Mit dem Luftmassenwechsel geht ein markanter Richtungswechsel bei der Temperatur
einher, die morgen nur noch auf Höchstwerte zwischen 6 und 11°C kommt. Gerade
für Süddeutschland bedeutet das einen regelrechten Temperatursturz um bis zu 10
Grad gegenüber heute. Da bringt es auch nicht viel, dass das Quecksilber im
südöstlichen Oberbayern am Vormittag vielleicht noch etwas höher steigt als
11°C. Spätestens am Nachmittag ist auch dort Schluss mit lustig.
In der Nacht zum Sonntag verlagert sich die Haupttrogachse nach Osten. Da aber
gleichzeitig ein weiterer Randtrog von der Nordsee in die Rückseite hineinläuft,
wird der Trog nicht nur regeneriert, sondern auch scheinbar retrograd. Zwar
verringert sich das konvektive Geschehen tagesgangbedingt vorübergehend, zum
Erliegen kommt es aber mitnichten.

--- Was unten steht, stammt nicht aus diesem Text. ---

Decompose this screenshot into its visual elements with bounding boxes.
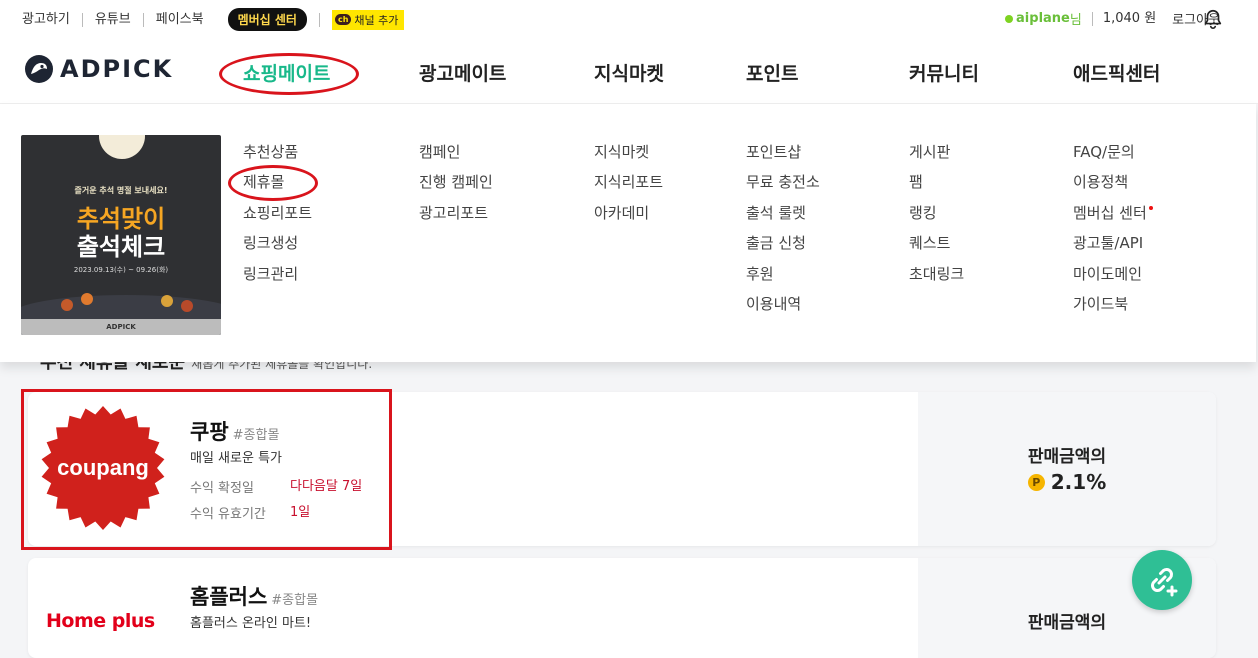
menu-guide-book[interactable]: 가이드북: [1073, 294, 1153, 324]
menu-col-ad: 캠페인 진행 캠페인 광고리포트: [419, 142, 493, 233]
nav-community[interactable]: 커뮤니티: [909, 59, 979, 86]
point-balance[interactable]: 1,040 원: [1091, 11, 1166, 26]
menu-knowledge-market[interactable]: 지식마켓: [594, 142, 663, 172]
kakao-channel-icon: ch: [334, 14, 352, 25]
menu-col-point: 포인트샵 무료 충전소 출석 룰렛 출금 신청 후원 이용내역: [746, 142, 820, 324]
menu-membership-center[interactable]: 멤버십 센터: [1073, 203, 1153, 233]
tree-illustration: [181, 300, 193, 312]
username[interactable]: aiplane: [1016, 11, 1070, 26]
kakao-channel-add-label: 채널 추가: [354, 13, 399, 27]
moon-illustration: [99, 135, 145, 159]
menu-ad-tool-api[interactable]: 광고툴/API: [1073, 233, 1153, 263]
commission-label: 판매금액의: [1027, 447, 1107, 467]
menu-ranking[interactable]: 랭킹: [909, 203, 964, 233]
commission-label: 판매금액의: [1027, 613, 1107, 633]
highlight-ellipse-partner-mall: [228, 165, 318, 201]
main-header: ADPICK 쇼핑메이트 광고메이트 지식마켓 포인트 커뮤니티 애드픽센터: [0, 40, 1258, 104]
username-suffix: 님: [1069, 13, 1082, 28]
commission-rate: P 2.1%: [918, 470, 1216, 494]
menu-col-knowledge: 지식마켓 지식리포트 아카데미: [594, 142, 663, 233]
membership-center-button[interactable]: 멤버십 센터: [227, 8, 307, 31]
shop-description: 홈플러스 온라인 마트!: [190, 616, 312, 631]
event-banner[interactable]: 즐거운 추석 명절 보내세요! 추석맞이 출석체크 2023.09.13(수) …: [21, 135, 221, 335]
top-link-advertise[interactable]: 광고하기: [22, 12, 83, 27]
menu-fam[interactable]: 팸: [909, 172, 964, 202]
banner-date: 2023.09.13(수) ~ 09.26(화): [73, 266, 169, 274]
top-link-youtube[interactable]: 유튜브: [83, 12, 144, 27]
menu-membership-center-label: 멤버십 센터: [1073, 203, 1147, 222]
tree-illustration: [61, 299, 73, 311]
shop-name-homeplus[interactable]: 홈플러스 #종합몰: [190, 581, 318, 611]
partner-card-homeplus[interactable]: Home plus 홈플러스 #종합몰 홈플러스 온라인 마트! 판매금액의: [28, 558, 1216, 658]
mega-menu-dropdown: 즐거운 추석 명절 보내세요! 추석맞이 출석체크 2023.09.13(수) …: [0, 104, 1256, 362]
menu-point-shop[interactable]: 포인트샵: [746, 142, 820, 172]
menu-free-charge[interactable]: 무료 충전소: [746, 172, 820, 202]
kakao-channel-add-button[interactable]: ch 채널 추가: [331, 9, 405, 30]
menu-usage-history[interactable]: 이용내역: [746, 294, 820, 324]
commission-panel: 판매금액의 P 2.1%: [918, 392, 1216, 546]
commission-rate-value: 2.1%: [1050, 470, 1107, 494]
menu-shopping-report[interactable]: 쇼핑리포트: [243, 203, 312, 233]
top-utility-bar: 광고하기 유튜브 페이스북 멤버십 센터 ch 채널 추가 aiplane 님 …: [0, 0, 1258, 40]
shop-name-text: 홈플러스: [190, 585, 268, 609]
online-status-icon: [1005, 14, 1014, 23]
nav-adpick-center[interactable]: 애드픽센터: [1073, 59, 1160, 86]
menu-knowledge-report[interactable]: 지식리포트: [594, 172, 663, 202]
menu-col-center: FAQ/문의 이용정책 멤버십 센터 광고툴/API 마이도메인 가이드북: [1073, 142, 1153, 324]
menu-academy[interactable]: 아카데미: [594, 203, 663, 233]
adpick-logo[interactable]: ADPICK: [24, 54, 173, 84]
tree-illustration: [161, 295, 173, 307]
homeplus-logo: Home plus: [46, 610, 155, 632]
menu-attendance-roulette[interactable]: 출석 룰렛: [746, 203, 820, 233]
menu-campaign[interactable]: 캠페인: [419, 142, 493, 172]
menu-quest[interactable]: 퀘스트: [909, 233, 964, 263]
menu-col-community: 게시판 팸 랭킹 퀘스트 초대링크: [909, 142, 964, 294]
adpick-logo-icon: [25, 55, 53, 83]
banner-subtitle: 즐거운 추석 명절 보내세요!: [74, 186, 168, 195]
tree-illustration: [81, 293, 93, 305]
nav-point[interactable]: 포인트: [746, 59, 798, 86]
menu-donation[interactable]: 후원: [746, 264, 820, 294]
menu-board[interactable]: 게시판: [909, 142, 964, 172]
menu-my-domain[interactable]: 마이도메인: [1073, 264, 1153, 294]
banner-title-line2: 출석체크: [76, 233, 166, 261]
menu-invite-link[interactable]: 초대링크: [909, 264, 964, 294]
bell-icon[interactable]: [1202, 8, 1224, 30]
menu-faq[interactable]: FAQ/문의: [1073, 142, 1153, 172]
create-link-fab[interactable]: [1132, 550, 1192, 610]
link-add-icon: [1151, 568, 1178, 597]
highlight-box-coupang: [21, 389, 392, 550]
logo-text: ADPICK: [60, 55, 174, 83]
menu-ad-report[interactable]: 광고리포트: [419, 203, 493, 233]
menu-withdraw-request[interactable]: 출금 신청: [746, 233, 820, 263]
banner-footer: ADPICK: [21, 319, 221, 335]
top-link-facebook[interactable]: 페이스북: [144, 12, 216, 27]
highlight-ellipse-nav: [219, 53, 359, 95]
new-badge-dot: [1148, 205, 1153, 210]
menu-policy[interactable]: 이용정책: [1073, 172, 1153, 202]
top-links: 광고하기 유튜브 페이스북 멤버십 센터 ch 채널 추가: [22, 8, 405, 31]
nav-knowledge-market[interactable]: 지식마켓: [594, 59, 664, 86]
nav-ad-mate[interactable]: 광고메이트: [419, 59, 506, 86]
divider: [318, 12, 320, 27]
menu-link-create[interactable]: 링크생성: [243, 233, 312, 263]
menu-link-manage[interactable]: 링크관리: [243, 264, 312, 294]
user-box: aiplane 님 1,040 원 로그아웃: [1005, 9, 1220, 28]
shop-category-tag: #종합몰: [271, 593, 319, 608]
menu-active-campaign[interactable]: 진행 캠페인: [419, 172, 493, 202]
point-coin-icon: P: [1027, 473, 1045, 491]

Gerade im Süden werden weitere schauerartige
Niederschläge erwartet, die teils bis in tiefe Lagen als Schnee oder zumindest
in der Mischphase fallen. Oberhalb etwa 400 bis 600 m könnte sich dabei eine
dünne Schneedecke generieren. Im Westen und Nordwesten besorgt der o.e. Randtrog
die nötige Hebung, um in Nachthälfte #2 von der Nordsee und Benelux her weitere
Schauer oder schauerartigen Regen zu initiieren. Dagegen bleibt es in weiten
Teilen Ost- und Nordostdeutschlands sowie in der östlichen Mitte weitgehend
trocken. Bei längerem Aufklaren kann die Luft stellenweise bis auf
Gefrierpunktnähe abkühlen, leichter Frost in Bodennähe (und auch etwas Glätte
insbesondere im Bergland) sollte allemal einkalkuliert werden.
Der auf Südwest rückdrehende Wind lässt vorübergehend nach, ohne aber ganz sein
Wirken einzustellen. Der Gradient auf der Südflanke des auf die Deutsche Bucht
zusteuernden Tiefs KILIA I ist trotz weiteren Auffüllens auf nahe 990 hPa in der
Lage, einen gewissen Restwind aufrechtzuerhalten. Auf den meisten Bergen bleibt
es gar stürmisch und an der Nordsee dauert es lange, bis die Böen die
neuralgische Marke 7 Bft unterschreiten.
Synoptische Entwicklung bis Montag 06 UTC
Sonntag … dauert die windige und wechselhafte Troglage an. Details sind der
heutigen Frühübersicht zu entnehmen.
Modellvergleich und -einschätzung
Der Kurs ist eindeutig, die Modelldifferenzen gering.